Energy was the top-performing sector last year and a commodities bull market could propel to it to the leaderboard again in 2022. As January winds down, the energy sector is outperforming the broader index at +16.77% versus -2.27%. Investors looking for growth stocks should include Suncor Energy (TSX:SU)(NYSE:SU), Cenovus Energy (TSX:CVE)(NYSE:CVE), and MEG Energy (TSX:MEG).
The three oil sands stocks are well positioned to repeat their winning performances in 2021. Suncor regained investors’ confidence with its 54% total return and the return of dividends to pre-pandemic levels. Cenovus and MEG had spectacular runs, resulting in gains between 101% and 163%.
These oil sands producers should continue to benefit from low operating costs and generate substantial cash flows in 2022. Because cash balances are growing, the companies can pay down debts and return more to shareholders via dividends or share buybacks.
Suncor Energy is a member of the Oil Sands Pathways to Net-Zero Alliance. The acknowledged oil bellwether, Cenovus, MEG, Canadian Natural Resources, and Imperial Oil account for 95% of all oil sands production in Canada. The group’s goal is to achieve net-zero greenhouse gas (GHG) emissions by 2050.
Roger Read, a senior analyst at Wells Fargo, singled out the $52.86 billion integrated energy company, saying investors can expect another good year. Read further said the restoration of the dividend payout to late-2019 levels is a sign that management expects normalized performance for the foreseeable future.
Some market analysts are more bullish and forecast an upside potential of as much as 43.85% in one year. If you invest today, the share price is $36.15, while the dividend yield is 4.65%. In Q3 2021, operating earnings reached $1.04 billion compared to the $338 operating loss in Q3 2020.
Suncor Energy is the oil favourite right now, although Cenovus Energy and MEG Energy could outperform in 2022. The tailwind for the two is oil rising to higher-than-expected prices.
In Q3 2021, Cenovus saw its cash from operating activities and adjusted funds flow increase 192% and 475% versus Q3 2020. The $37.14 billion oil and natural gas procedure reported $551 million net earnings during the quarter compared to the $194 net loss in the same period in 2020.
Its president and CEO Alex Pourbaix said the company can swiftly advance toward less than $8 billion net debt target because of its current free funds flow capacity. Cenovus will likewise balance growth in shareholder returns. This energy stock ($18.41 per share) pays a modest 0.76% dividend.
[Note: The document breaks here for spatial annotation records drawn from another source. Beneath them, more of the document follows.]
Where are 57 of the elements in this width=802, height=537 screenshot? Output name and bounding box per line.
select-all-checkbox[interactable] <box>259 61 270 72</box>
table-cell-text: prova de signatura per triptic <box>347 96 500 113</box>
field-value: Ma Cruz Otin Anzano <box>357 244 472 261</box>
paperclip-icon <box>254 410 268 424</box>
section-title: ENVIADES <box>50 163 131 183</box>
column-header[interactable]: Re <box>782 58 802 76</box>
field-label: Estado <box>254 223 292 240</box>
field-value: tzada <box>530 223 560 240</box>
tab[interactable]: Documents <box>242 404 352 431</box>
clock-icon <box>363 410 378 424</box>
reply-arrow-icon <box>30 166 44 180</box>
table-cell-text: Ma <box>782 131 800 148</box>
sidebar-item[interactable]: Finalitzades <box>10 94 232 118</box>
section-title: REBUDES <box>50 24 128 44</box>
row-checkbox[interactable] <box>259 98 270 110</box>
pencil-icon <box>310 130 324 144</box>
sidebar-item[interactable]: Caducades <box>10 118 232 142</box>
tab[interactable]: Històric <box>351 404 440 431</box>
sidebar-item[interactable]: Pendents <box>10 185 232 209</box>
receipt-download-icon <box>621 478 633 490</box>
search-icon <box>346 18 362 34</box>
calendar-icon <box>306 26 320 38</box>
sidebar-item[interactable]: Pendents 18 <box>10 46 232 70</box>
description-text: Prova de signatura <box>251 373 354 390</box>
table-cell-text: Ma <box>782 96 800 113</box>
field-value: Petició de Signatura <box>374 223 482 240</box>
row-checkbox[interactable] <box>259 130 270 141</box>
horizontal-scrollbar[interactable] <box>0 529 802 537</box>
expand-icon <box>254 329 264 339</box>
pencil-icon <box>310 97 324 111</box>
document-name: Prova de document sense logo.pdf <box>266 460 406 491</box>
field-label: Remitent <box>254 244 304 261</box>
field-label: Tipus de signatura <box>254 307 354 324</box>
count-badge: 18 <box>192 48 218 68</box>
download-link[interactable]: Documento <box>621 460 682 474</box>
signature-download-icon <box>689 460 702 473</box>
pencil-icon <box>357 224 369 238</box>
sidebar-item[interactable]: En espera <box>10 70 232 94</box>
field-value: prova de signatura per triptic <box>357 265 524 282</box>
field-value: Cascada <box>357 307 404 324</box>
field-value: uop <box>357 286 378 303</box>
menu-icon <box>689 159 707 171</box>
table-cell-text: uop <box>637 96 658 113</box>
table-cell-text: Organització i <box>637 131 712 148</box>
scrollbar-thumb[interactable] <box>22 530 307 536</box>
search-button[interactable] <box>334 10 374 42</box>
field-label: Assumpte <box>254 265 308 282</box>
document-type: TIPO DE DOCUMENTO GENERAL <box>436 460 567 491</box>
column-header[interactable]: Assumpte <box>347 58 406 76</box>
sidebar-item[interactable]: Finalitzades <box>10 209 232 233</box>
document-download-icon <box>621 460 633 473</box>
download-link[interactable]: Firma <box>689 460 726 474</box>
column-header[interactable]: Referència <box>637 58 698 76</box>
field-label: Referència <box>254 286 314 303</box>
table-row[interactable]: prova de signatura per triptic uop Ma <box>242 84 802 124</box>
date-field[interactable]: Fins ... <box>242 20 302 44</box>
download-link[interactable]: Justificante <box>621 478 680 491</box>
MEG Energy (+25.38%) has outperformed Cenovus (+18.70%) and Suncor (+14.22%) year to date. The $4.5 billion energy company expects higher free cash flows in the coming quarters due to the positive commodity price environment.
This energy stock is a non-dividend payer, although management plans to allocate a portion of free cash flow in 2022 to shareholder returns. MEG sunk to low of $1.40 on March 23, 2020. Today, the share price is $14.67, or 947.86% higher. A 100% return this year isn’t remote.
Al Reid, the Oil Sands Pathways to Net Zero alliance director, said the oil sands have challenges and opportunities that are unique within the broader oil and natural gas industry.” These oil sands producers can pad their cash balances further in 2022.